Seorang ibu, kelihatannya dari kalangan menengah ke bawah, jauh-jauh datang dari Jakarta, hanya untuk mengungkapkan simpati dan membawa “sesuatu” sekedarnya. Ia mengatakan terharu dengan kasus itu, mengingatkan pada kasus yang pernah ia alami. Tak jelas “kasus yang pernah ia alami” itu seperti apa.

Dalam berita itu, seorang lelaki dari keluarga korban, mengatakan telah diberi cek oleh seseorang ketika ia datang ke Jakarta (keluarga korban markus ini pernah melaporkan kasusnya ke Tim Satgas Anti-Mafia Hukum). Semula ia tak tahu kalau “kertas” alias cek itu bisa diuangkan. Cek itu nilainya lima belas juta rupiah.

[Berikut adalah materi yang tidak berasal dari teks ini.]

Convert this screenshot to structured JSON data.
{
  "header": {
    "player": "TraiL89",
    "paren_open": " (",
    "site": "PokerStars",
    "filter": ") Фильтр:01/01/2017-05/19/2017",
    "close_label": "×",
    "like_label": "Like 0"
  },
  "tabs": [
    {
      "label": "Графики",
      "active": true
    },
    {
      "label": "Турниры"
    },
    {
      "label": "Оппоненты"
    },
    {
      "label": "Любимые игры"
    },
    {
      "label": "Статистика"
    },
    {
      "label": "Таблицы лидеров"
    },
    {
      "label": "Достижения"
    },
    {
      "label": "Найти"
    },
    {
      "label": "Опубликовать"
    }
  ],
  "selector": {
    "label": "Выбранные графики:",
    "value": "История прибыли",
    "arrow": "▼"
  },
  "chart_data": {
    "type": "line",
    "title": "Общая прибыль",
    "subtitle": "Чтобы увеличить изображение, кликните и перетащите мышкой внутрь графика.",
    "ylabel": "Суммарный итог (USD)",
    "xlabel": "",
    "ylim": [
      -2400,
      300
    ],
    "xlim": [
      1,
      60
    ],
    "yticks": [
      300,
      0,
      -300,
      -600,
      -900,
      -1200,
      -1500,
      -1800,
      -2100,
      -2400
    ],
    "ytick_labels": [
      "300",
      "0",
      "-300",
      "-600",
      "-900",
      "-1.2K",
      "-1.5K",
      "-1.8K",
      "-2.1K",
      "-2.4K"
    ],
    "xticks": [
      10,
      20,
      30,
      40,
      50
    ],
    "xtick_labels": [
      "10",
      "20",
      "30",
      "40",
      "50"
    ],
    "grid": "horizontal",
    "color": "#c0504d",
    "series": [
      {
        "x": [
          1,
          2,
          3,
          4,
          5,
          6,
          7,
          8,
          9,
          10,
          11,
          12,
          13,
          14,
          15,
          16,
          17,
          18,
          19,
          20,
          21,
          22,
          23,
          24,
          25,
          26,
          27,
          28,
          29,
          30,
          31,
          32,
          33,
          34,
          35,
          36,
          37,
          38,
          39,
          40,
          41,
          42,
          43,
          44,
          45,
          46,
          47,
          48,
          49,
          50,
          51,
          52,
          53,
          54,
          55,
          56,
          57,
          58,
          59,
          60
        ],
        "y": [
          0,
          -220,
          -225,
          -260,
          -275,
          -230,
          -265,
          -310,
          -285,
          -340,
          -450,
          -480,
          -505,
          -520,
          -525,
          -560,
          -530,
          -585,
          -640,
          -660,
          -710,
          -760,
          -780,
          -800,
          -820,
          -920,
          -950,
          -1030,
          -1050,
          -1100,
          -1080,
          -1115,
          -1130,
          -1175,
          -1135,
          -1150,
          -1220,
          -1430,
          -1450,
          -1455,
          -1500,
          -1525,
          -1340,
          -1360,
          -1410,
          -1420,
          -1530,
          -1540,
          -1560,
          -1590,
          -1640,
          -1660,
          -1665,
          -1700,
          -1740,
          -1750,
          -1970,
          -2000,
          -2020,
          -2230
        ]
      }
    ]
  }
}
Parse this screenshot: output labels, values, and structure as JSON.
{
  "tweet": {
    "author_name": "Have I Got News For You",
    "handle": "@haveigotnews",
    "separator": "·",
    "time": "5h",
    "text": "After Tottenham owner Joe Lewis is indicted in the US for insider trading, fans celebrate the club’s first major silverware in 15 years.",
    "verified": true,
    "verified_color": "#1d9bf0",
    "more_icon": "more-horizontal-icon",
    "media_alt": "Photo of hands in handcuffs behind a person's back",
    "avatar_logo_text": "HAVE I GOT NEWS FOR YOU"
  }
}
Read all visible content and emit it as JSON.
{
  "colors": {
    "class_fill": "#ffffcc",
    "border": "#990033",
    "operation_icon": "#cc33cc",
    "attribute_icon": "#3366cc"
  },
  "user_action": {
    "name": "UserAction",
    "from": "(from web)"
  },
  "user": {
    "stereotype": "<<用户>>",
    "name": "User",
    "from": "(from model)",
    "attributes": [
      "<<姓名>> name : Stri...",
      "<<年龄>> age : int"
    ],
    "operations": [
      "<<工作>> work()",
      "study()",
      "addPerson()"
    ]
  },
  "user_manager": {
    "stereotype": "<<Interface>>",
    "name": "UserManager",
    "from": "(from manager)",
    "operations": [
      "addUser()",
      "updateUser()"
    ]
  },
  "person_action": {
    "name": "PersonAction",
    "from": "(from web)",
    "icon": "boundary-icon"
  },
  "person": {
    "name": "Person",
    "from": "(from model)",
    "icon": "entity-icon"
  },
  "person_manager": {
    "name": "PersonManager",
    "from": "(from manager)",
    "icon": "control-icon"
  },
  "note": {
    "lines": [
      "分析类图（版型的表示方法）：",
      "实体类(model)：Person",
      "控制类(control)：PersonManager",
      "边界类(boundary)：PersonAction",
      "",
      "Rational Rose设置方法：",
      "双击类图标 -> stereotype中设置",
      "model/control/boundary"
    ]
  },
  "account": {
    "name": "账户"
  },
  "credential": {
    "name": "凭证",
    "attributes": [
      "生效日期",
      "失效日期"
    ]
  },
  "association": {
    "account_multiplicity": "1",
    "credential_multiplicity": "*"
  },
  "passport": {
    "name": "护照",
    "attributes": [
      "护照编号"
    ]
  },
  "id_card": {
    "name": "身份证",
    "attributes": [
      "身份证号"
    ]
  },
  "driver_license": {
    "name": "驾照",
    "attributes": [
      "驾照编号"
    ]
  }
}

Tapi, yang menarik bagi saya adalah bukan ceknya itu.

Yang membuat saya tergerak, dan tiba-tiba saya ingin menuliskan sesuatu, adalah ketika ia mengatakan bahwa uang itu akan dipakai untuk melunasi utang-utangnya yang dipakai untuk membayar oknum polisi yang memerasnya.

Yang menarik adalah, beberapa kali ia menyebut polisi yang menipunya sebagai oknum. Oknum polisi. Tetapi siapakah oknum?

Untuk menjawab yang satu itu, terpaksa saya bersusah payah untuk melacak kembali sebuah tulisan kolom yang masih saya kenang hingga sekarang. Judulnya “Oknum”, yang menulis Pak Tjip alias Soetjipto Wirosardjono (birokrat kolomnis yang eksentrik itu). Tulisan itu dimuat di Kompas, Minggu, 5 Juli 1991.

Pak Tjip memperkenalkan dirinya sebagai Oknum. Dan inilah percakapan saya dengan “tulisan” Pak Tjip itu. Sekaligus kangen-kangenan imajiner dengan beliau (kolomnis senior pada masanya).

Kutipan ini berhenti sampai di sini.